My fondest memories in this rural South Dakota town consist of daily trips to the local pool on sweltering summer days, snacking on juicy red mulberries from the tree in my back yard in the evening light, cruising down main street on my pink Huffy bike to Grandma’s house for board games and ice cream, wrestling with my three cousins, who were more like brothers, and building snowmen with my mother on crisp Midwest winter days when the snow was just right.
Times were simpler then; I did not own a cell-phone to tell my mother when I would be home, but she did not worry, she knew I would return safely before dark; the community did not share exciting details about town gossip through social media sites, but rather chatted over a cup of coffee and a pile of pancakes at the Corner Cafe on Sunday mornings after church. Although it may be a modest town, Marion overflows in kindness, hard-work, and family-centered values.

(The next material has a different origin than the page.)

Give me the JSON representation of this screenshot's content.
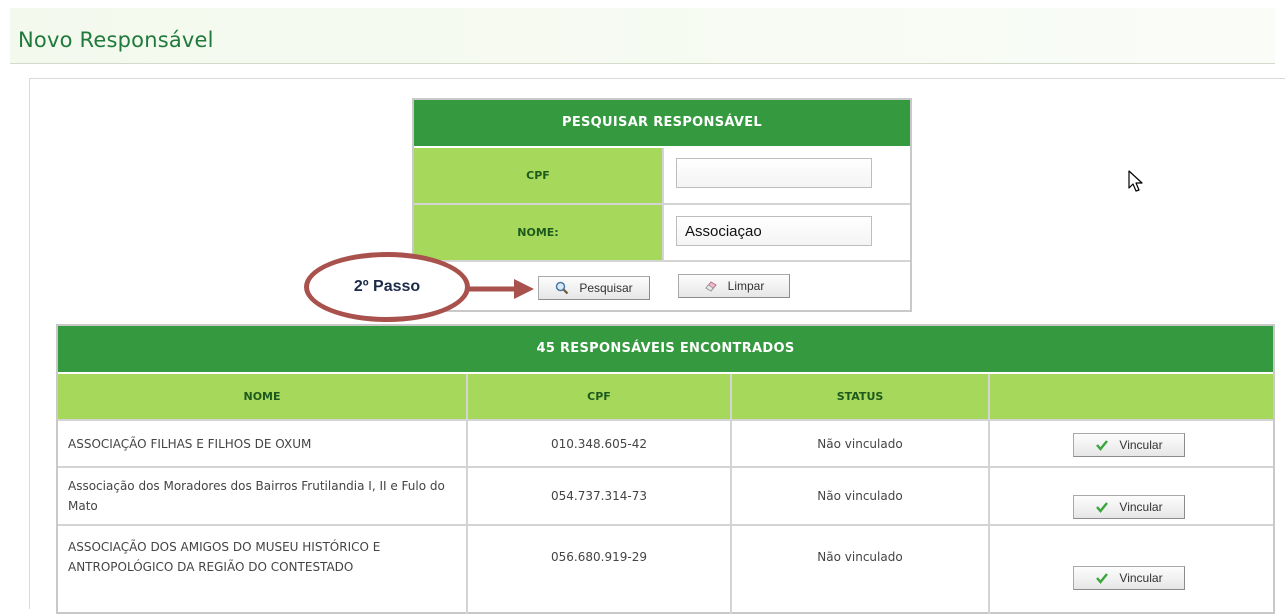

It has been many years since I have considered myself a resident of Marion, but I still return to visit for holiday gatherings, birthday celebrations, and the region’s claim to fame: the one and only Turner County Fair. Despite the transient nature of my visits, I feel right at home when the small-town folks give me the finger wave from the driver’s seat of their pickup and when I am welcomed by the warm hearted embrace of my family. This place is truly a gem, hidden amongst the boundless golden amber fields and ceaseless sapphire skies.